The current SemanticHacker API offers more than one semantic dictionary. Each one is crafted from a particular collection of categorized documents at a particular time. The choice of a dictionary depends on one’s target application. Ideally, that dictionary will be trained on categorized documents similar to the documents to be analyzed for content.
Currently, the two main types of dictionaries available in English come from the ODP conceptual hierarchy and the USPTO class hierarchy. The dimensions defined for these types have practically no overlap. The differences in language and vocabulary in training data are also huge, and these have major consequences in the dimensional weights computed for terms in the two dictionaries.

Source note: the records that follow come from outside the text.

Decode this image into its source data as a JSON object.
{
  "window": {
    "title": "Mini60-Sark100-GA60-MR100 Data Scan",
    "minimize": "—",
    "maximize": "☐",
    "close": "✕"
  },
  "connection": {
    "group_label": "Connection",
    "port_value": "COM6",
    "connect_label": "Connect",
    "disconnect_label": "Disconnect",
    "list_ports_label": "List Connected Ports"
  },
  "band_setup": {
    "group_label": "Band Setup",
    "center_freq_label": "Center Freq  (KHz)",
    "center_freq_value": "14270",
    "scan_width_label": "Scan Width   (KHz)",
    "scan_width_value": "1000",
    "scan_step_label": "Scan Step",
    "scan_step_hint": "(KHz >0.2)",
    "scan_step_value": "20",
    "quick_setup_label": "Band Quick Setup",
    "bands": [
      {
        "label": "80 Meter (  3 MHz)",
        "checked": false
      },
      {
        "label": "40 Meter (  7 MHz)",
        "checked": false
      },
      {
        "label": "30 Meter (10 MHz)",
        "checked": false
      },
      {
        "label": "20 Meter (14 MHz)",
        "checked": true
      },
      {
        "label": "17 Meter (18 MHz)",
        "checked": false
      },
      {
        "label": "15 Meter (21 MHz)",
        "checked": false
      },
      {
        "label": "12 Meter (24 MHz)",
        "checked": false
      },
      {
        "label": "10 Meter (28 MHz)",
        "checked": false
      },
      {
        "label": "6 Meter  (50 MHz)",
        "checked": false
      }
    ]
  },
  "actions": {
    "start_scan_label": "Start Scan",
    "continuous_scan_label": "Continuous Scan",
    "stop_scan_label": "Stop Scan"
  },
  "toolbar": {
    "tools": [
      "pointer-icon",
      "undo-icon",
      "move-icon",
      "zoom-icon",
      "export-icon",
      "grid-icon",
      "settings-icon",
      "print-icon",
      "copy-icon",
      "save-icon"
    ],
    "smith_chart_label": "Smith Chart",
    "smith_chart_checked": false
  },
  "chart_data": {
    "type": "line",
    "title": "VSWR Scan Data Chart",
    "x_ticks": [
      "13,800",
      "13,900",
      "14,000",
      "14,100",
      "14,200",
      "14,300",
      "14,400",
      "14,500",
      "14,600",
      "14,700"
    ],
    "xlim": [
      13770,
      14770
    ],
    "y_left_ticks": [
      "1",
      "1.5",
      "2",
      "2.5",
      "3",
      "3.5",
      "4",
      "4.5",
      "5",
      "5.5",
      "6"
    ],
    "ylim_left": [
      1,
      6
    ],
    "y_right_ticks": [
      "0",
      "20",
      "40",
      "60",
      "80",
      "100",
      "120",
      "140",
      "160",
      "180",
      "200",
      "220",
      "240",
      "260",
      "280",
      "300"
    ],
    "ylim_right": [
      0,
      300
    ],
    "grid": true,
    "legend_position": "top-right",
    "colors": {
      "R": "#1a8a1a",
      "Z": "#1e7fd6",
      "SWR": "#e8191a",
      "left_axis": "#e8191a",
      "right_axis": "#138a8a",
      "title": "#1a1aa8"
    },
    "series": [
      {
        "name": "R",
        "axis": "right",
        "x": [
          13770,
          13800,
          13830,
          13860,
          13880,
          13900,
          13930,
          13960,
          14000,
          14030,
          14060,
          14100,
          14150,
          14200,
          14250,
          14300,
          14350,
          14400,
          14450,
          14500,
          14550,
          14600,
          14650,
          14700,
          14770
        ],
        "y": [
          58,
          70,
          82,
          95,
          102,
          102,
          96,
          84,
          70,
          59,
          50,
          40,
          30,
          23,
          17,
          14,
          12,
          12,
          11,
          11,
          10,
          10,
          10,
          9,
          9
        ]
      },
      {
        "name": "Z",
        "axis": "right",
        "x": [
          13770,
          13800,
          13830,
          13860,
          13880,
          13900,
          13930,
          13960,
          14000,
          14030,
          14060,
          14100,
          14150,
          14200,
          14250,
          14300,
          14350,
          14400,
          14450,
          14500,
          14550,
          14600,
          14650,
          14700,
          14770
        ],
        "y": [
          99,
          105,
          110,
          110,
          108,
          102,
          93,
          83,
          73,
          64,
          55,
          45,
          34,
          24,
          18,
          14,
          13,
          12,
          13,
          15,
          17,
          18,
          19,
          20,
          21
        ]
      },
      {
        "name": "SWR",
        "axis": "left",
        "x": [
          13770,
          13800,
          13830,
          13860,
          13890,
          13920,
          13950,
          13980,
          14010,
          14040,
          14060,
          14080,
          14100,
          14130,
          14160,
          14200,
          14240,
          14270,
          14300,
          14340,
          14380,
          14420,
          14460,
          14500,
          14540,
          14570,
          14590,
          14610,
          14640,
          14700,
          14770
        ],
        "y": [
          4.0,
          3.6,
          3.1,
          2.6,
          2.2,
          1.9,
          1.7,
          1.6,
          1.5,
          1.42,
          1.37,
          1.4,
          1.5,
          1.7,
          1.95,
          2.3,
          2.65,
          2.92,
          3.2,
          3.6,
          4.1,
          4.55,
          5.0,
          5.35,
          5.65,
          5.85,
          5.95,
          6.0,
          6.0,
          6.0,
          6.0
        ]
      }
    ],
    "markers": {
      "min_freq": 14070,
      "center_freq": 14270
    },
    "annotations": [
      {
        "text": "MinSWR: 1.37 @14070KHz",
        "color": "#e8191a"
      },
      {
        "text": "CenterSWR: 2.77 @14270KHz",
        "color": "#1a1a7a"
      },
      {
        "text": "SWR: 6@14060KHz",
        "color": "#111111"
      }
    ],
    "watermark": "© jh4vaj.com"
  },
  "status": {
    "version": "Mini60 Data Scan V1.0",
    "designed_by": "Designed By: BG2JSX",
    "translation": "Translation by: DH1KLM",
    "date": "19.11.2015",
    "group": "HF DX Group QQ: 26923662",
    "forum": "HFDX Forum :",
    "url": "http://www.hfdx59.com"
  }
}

In theory, one could employ a USPTO dictionary in a general web application, but one then risks being unable to pick up on popular language and culture. You won’t find “lol” or “Brangelina” in any patent. Similarly, an ODP dictionary may be a bit thin for handling medical journal articles; it would be much better here to have a semantic dictionary trained specifically on medical language and vocabulary.
The cost of building a specialized dictionary varies, mostly due to the complicated legal, technical, and logistical process of collecting the proper training data. Once the data is obtained, however, the actual dictionary process is largely mechanical, although we do carry out extensive quality assessment to determine whether we are running under optimal dictionary building parameters.
With proper training data in hand, we can turn out a semantic dictionary of about 200,000 terms over 2,000 dimensions in only about a day. This turnaround is possible because of our reliance on statistical methods as opposed to more complicated mathematical modeling of other semantic approaches. It means that we could build new dictionaries fast enough to keep up with news cycles as short as one week, given the computational resources needed.